People often overlook that sending and receiving money is fundamental to daily life. Whether it's splitting dinner with a friend or conducting business transactions with credit lines and inventory, these transactions are typically denominated in US dollars as the reserve currency. This activity will transition to stablecoins, with USD remaining the de facto reference currency.

For example, when a Colombian strawberry or flower farmer working with Kapital exports to the United States, stablecoins provide the most efficient transaction pathway. The benefits are clear: transactions are instantaneous and trackable, require a facilitating partner, and involve zero costs. While wire transfers might be affordable in the US, international transfers often require multiple intermediary steps in other countries. Traditional services like Western Union have transaction limits, but crypto exchanges can handle large-value transfers for inventory.

This isn't limited to Latin America. In Asia, the frequency and volume are even higher, particularly for moving money between financial hubs like Singapore and the UK. Some customers transfer hundreds of millions of dollars monthly, and they can't do this cost-effectively through traditional channels with multiple middlemen. This is where we'll see the most disruption and revolution, and we want to help facilitate and empower that transformation.

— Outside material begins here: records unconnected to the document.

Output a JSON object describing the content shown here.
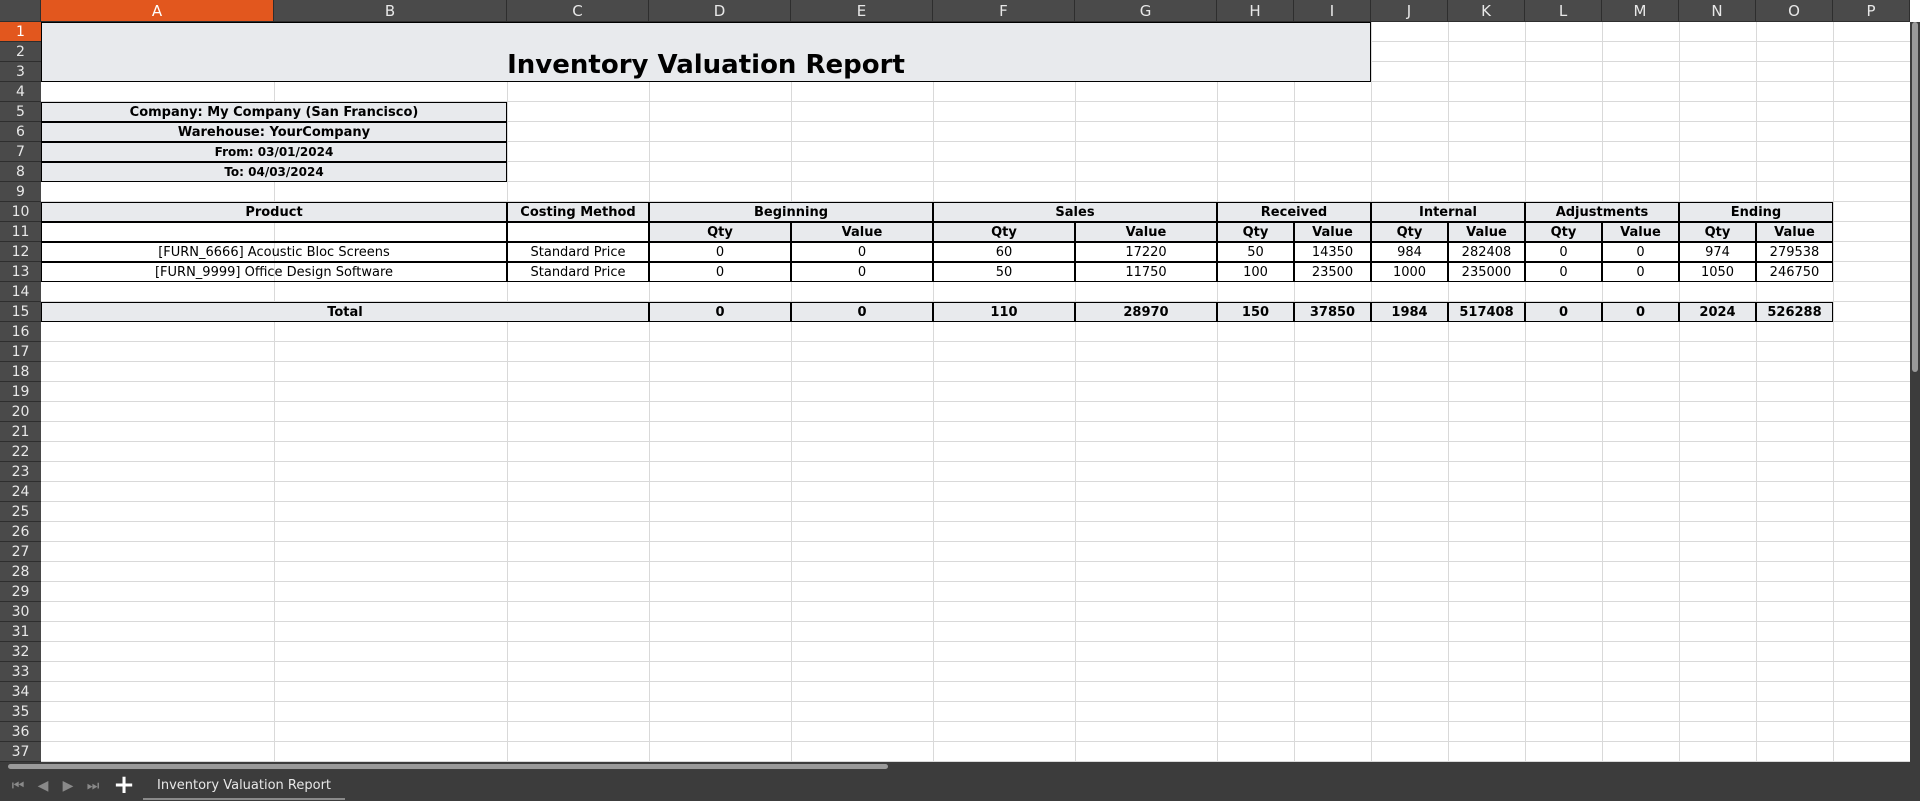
{
  "spreadsheet": {
    "columns": [
      "A",
      "B",
      "C",
      "D",
      "E",
      "F",
      "G",
      "H",
      "I",
      "J",
      "K",
      "L",
      "M",
      "N",
      "O",
      "P"
    ],
    "selected_column": "A",
    "selected_row": 1,
    "row_count": 37
  },
  "report": {
    "title": "Inventory Valuation Report",
    "company": "Company: My Company (San Francisco)",
    "warehouse": "Warehouse: YourCompany",
    "from": "From: 03/01/2024",
    "to": "To: 04/03/2024"
  },
  "table": {
    "header_product": "Product",
    "header_costing": "Costing Method",
    "groups": [
      "Beginning",
      "Sales",
      "Received",
      "Internal",
      "Adjustments",
      "Ending"
    ],
    "qty_label": "Qty",
    "value_label": "Value",
    "rows": [
      {
        "product": "[FURN_6666] Acoustic Bloc Screens",
        "method": "Standard Price",
        "values": [
          "0",
          "0",
          "60",
          "17220",
          "50",
          "14350",
          "984",
          "282408",
          "0",
          "0",
          "974",
          "279538"
        ]
      },
      {
        "product": "[FURN_9999] Office Design Software",
        "method": "Standard Price",
        "values": [
          "0",
          "0",
          "50",
          "11750",
          "100",
          "23500",
          "1000",
          "235000",
          "0",
          "0",
          "1050",
          "246750"
        ]
      }
    ],
    "total_label": "Total",
    "totals": [
      "0",
      "0",
      "110",
      "28970",
      "150",
      "37850",
      "1984",
      "517408",
      "0",
      "0",
      "2024",
      "526288"
    ]
  },
  "tabs": {
    "sheet_name": "Inventory Valuation Report",
    "add_symbol": "+",
    "nav_first": "⏮",
    "nav_prev": "◀",
    "nav_next": "▶",
    "nav_last": "⏭"
  },
  "colors": {
    "accent": "#e2571e",
    "header_fill": "#e8eaed",
    "chrome": "#4a4a4a"
  }
}
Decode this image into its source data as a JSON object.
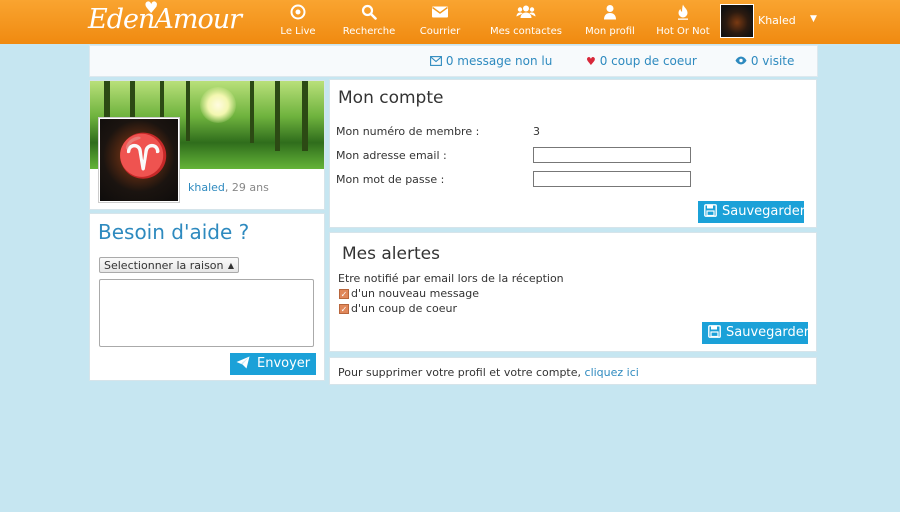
{
  "app": {
    "logo_left": "Eden",
    "logo_right": "Amour",
    "logo_heart": "♥"
  },
  "nav": [
    {
      "label": "Le Live",
      "icon": "live-icon"
    },
    {
      "label": "Recherche",
      "icon": "search-icon"
    },
    {
      "label": "Courrier",
      "icon": "envelope-icon"
    },
    {
      "label": "Mes contactes",
      "icon": "contacts-icon"
    },
    {
      "label": "Mon profil",
      "icon": "profile-icon"
    },
    {
      "label": "Hot Or Not",
      "icon": "flame-icon"
    }
  ],
  "user": {
    "name": "Khaled"
  },
  "stats": {
    "messages": "0 message non lu",
    "coups": "0 coup de coeur",
    "visites": "0 visite"
  },
  "profile": {
    "name": "khaled",
    "age_suffix": ", 29 ans"
  },
  "help": {
    "title": "Besoin d'aide ?",
    "select_value": "Selectionner la raison",
    "send_label": "Envoyer"
  },
  "account": {
    "title": "Mon compte",
    "member_label": "Mon numéro de membre :",
    "member_value": "3",
    "email_label": "Mon adresse email :",
    "email_value": "",
    "password_label": "Mon mot de passe :",
    "password_value": "",
    "save_label": "Sauvegarder"
  },
  "alerts": {
    "title": "Mes alertes",
    "intro": "Etre notifié par email lors de la réception",
    "options": [
      {
        "label": "d'un nouveau message",
        "checked": true
      },
      {
        "label": "d'un coup de coeur",
        "checked": true
      }
    ],
    "save_label": "Sauvegarder"
  },
  "delete": {
    "text": "Pour supprimer votre profil et votre compte, ",
    "link": "cliquez ici"
  },
  "colors": {
    "topbar": "#f39a1f",
    "accent": "#1ba1d8",
    "link": "#2e8abf",
    "background": "#c6e6f1"
  }
}
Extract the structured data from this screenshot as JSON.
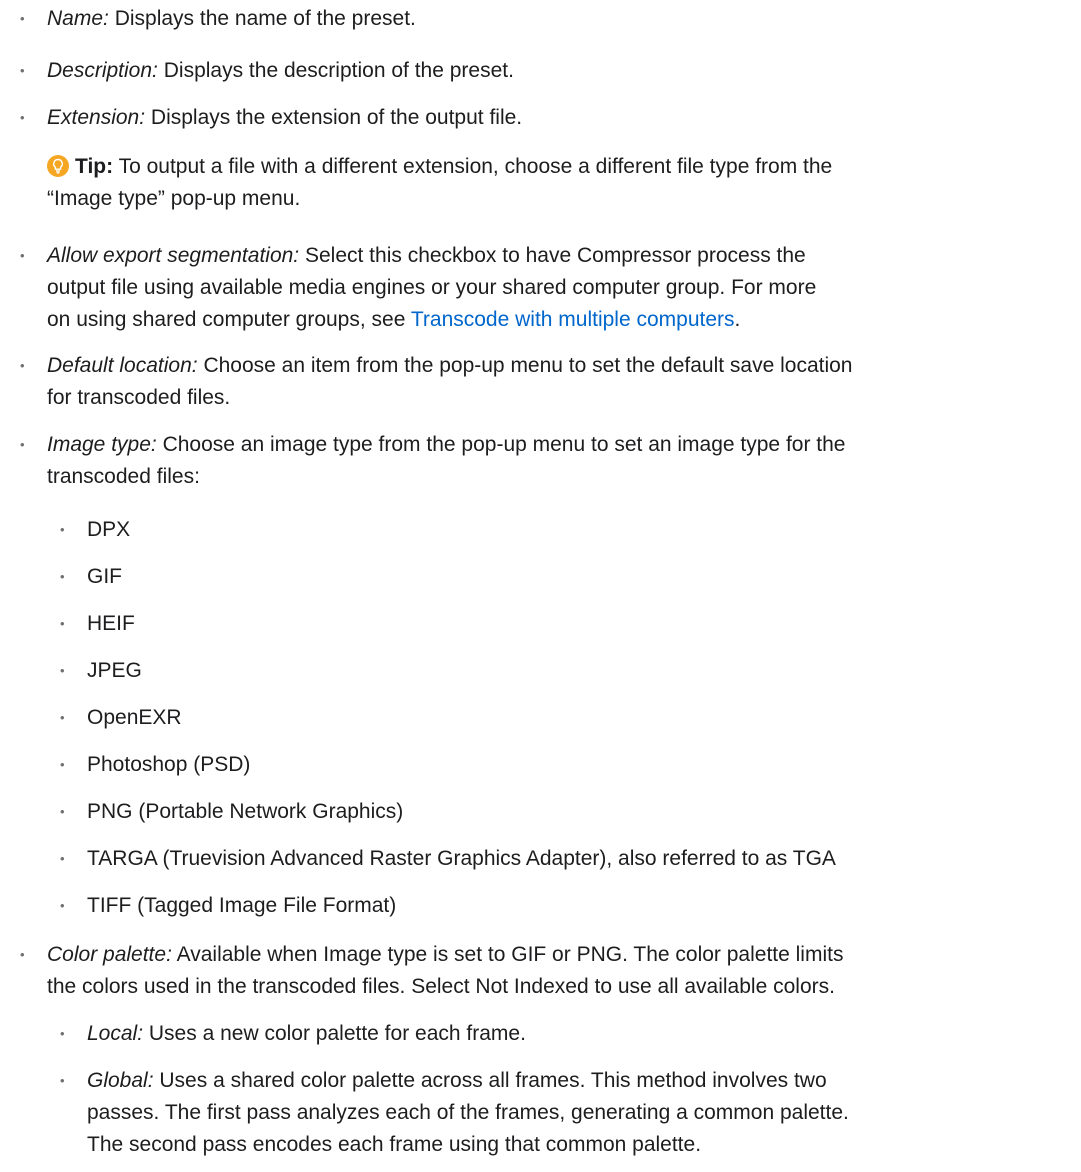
{
  "items": [
    {
      "term": "Name:",
      "text": "Displays the name of the preset."
    },
    {
      "term": "Description:",
      "text": "Displays the description of the preset."
    },
    {
      "term": "Extension:",
      "text": "Displays the extension of the output file."
    },
    {
      "tip_label": "Tip:",
      "tip_text": "To output a file with a different extension, choose a different file type from the",
      "tip_text_2": "“Image type” pop-up menu."
    },
    {
      "term": "Allow export segmentation:",
      "text": "Select this checkbox to have Compressor process the",
      "text_2": "output file using available media engines or your shared computer group. For more",
      "text_3a": "on using shared computer groups, see ",
      "link": "Transcode with multiple computers",
      "text_3b": "."
    },
    {
      "term": "Default location:",
      "text": "Choose an item from the pop-up menu to set the default save location",
      "text_2": "for transcoded files."
    },
    {
      "term": "Image type:",
      "text": "Choose an image type from the pop-up menu to set an image type for the",
      "text_2": "transcoded files:"
    },
    {
      "sub_items": [
        "DPX",
        "GIF",
        "HEIF",
        "JPEG",
        "OpenEXR",
        "Photoshop (PSD)",
        "PNG (Portable Network Graphics)",
        "TARGA (Truevision Advanced Raster Graphics Adapter), also referred to as TGA",
        "TIFF (Tagged Image File Format)"
      ]
    },
    {
      "term": "Color palette:",
      "text": "Available when Image type is set to GIF or PNG. The color palette limits",
      "text_2": "the colors used in the transcoded files. Select Not Indexed to use all available colors."
    },
    {
      "local_term": "Local:",
      "local_text": "Uses a new color palette for each frame.",
      "global_term": "Global:",
      "global_text": "Uses a shared color palette across all frames. This method involves two",
      "global_text_2": "passes. The first pass analyzes each of the frames, generating a common palette.",
      "global_text_3": "The second pass encodes each frame using that common palette."
    }
  ],
  "colors": {
    "text": "#1d1d1f",
    "link": "#0066cc",
    "tip_icon": "#f5a623"
  }
}
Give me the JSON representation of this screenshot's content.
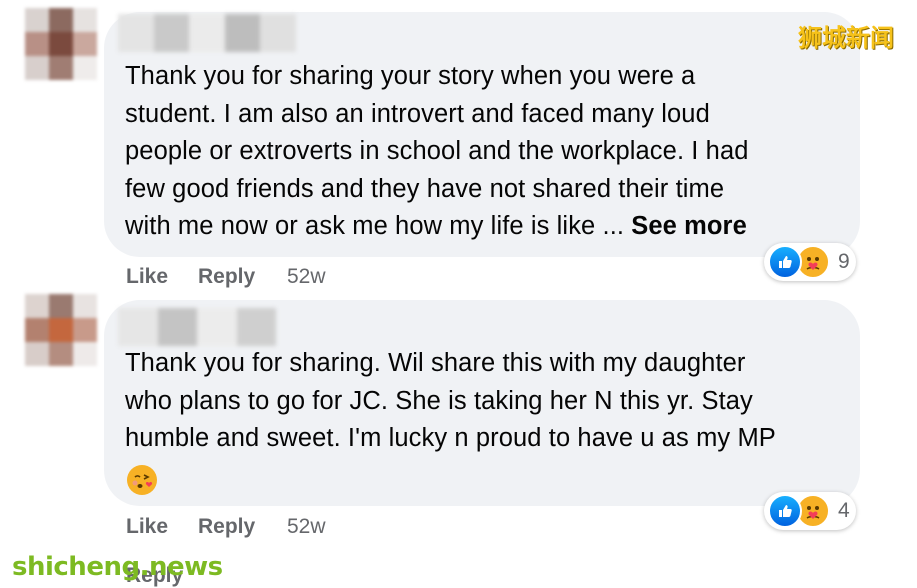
{
  "watermark": {
    "top": "狮城新闻",
    "bottom": "shicheng.news"
  },
  "comments": [
    {
      "text_lines": [
        "Thank you for sharing your story when you were a",
        "student. I am also an introvert and faced many loud",
        "people or extroverts in school and the workplace. I had",
        "few good friends and they have not shared their time",
        "with me now or ask me how my life is like ..."
      ],
      "see_more": "See more",
      "like_label": "Like",
      "reply_label": "Reply",
      "timestamp": "52w",
      "reaction_count": "9",
      "reaction_icons": [
        "like-icon",
        "care-icon"
      ]
    },
    {
      "text_lines": [
        "Thank you for sharing. Wil share this with my daughter",
        "who plans to go for JC. She is taking her N this yr. Stay",
        "humble and sweet. I'm lucky n proud to have u as my MP"
      ],
      "emoji": "face-blowing-kiss",
      "like_label": "Like",
      "reply_label": "Reply",
      "timestamp": "52w",
      "reaction_count": "4",
      "reaction_icons": [
        "like-icon",
        "care-icon"
      ]
    }
  ],
  "partial_reply_label": "Reply",
  "colors": {
    "bubble": "#f0f2f5",
    "meta": "#65676b",
    "like": "#1877f2",
    "care": "#f7b125"
  }
}
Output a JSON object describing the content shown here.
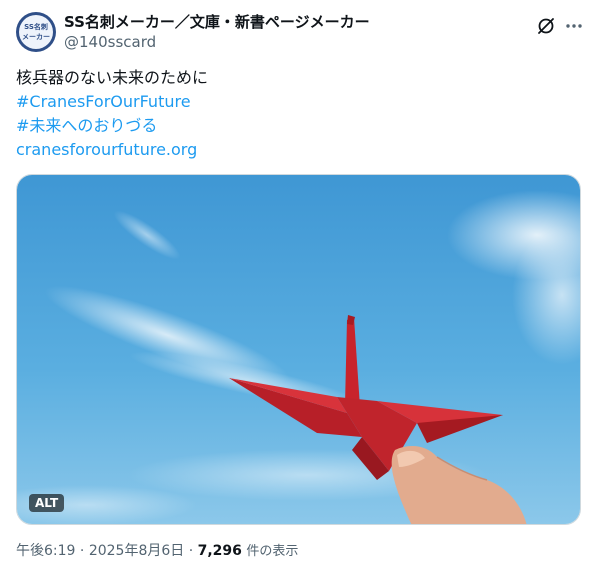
{
  "author": {
    "display_name": "SS名刺メーカー／文庫・新書ページメーカー",
    "handle": "@140sscard",
    "avatar_lines": [
      "SS名刺",
      "メーカー"
    ]
  },
  "tweet": {
    "text_line": "核兵器のない未来のために",
    "hashtag_1": "#CranesForOurFuture",
    "hashtag_2": "#未来へのおりづる",
    "link": "cranesforourfuture.org"
  },
  "media": {
    "alt_label": "ALT",
    "description_icon": "origami-crane-photo"
  },
  "footer": {
    "time": "午後6:19",
    "separator": "·",
    "date": "2025年8月6日",
    "views_count": "7,296",
    "views_label": "件の表示"
  },
  "icons": {
    "grok": "grok-icon",
    "more": "more-icon"
  },
  "colors": {
    "link": "#1d9bf0",
    "secondary_text": "#536471",
    "crane": "#c8232c",
    "sky": "#4fa3d9"
  }
}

What kind of productization does that entail? Specifically, how do you bring that to life in terms of helping with those use cases?

You have to approach your exchange as a platform. While exchanges are initially built as platforms for traders, you need to expand their functionality to serve merchants, enterprise businesses, and banks. This has been an area we've been focusing on extensively.

I wanted to touch on meme coins as well and get your perspective. Kraken has a reputation for solidity, seriousness, stability, and being tech-forward. Meme coins are relatively new and have a different reputation. Why do you think it's important to serve that use case, and how do you balance it against Kraken's brand positioning?

The future of the meme coins market is uncertain, but it's going through a process of testing and iteration. Currently, they rely on hype and brand. Proponents argue that stronger integration into real-world applications could secure their place in finance, though the meaning of this remains unclear.

Consider why certain items in games like Diablo become valuable - they derive value because someone else values them, not from intrinsic worth. Meme coins represent incentivized freedom of expression that changes the financial social game. As evidenced in Solana's approach, you're essentially speculating on culture, voting up and down on cultural elements. This is particularly powerful in the United States, where freedom of expression is highly valued.

Memes are ideas present throughout the ecosystem, whether egregious or legitimate, expressing the views of individuals or groups. People communicate through them, store value, send and receive assets, and build communities. If people create meme coins analogous to how we played Dungeons & Dragons, they're building communities. The question becomes what we can build on top of that - perhaps social networks and structures, new stores of value, or ways to enact specific social change in regions or countries as forms of expression.

While we don't know the outcome, high adoption indicates something significant that deserves attention. When people point to NFTs as having flamed out, they misunderstand that NFT is a technology with broad applications. You can wrap real-world assets around it - I've worked with companies that wrap trusts around NFTs, creating tradable assets that enable quick ownership transfers.

People often get scared because of the initial noise, but the key is identifying the signal and empowering it. Being in the early days is advantageous - we can learn quickly, see where this leads, and watch what becomes mainstream and culturally significant for each region.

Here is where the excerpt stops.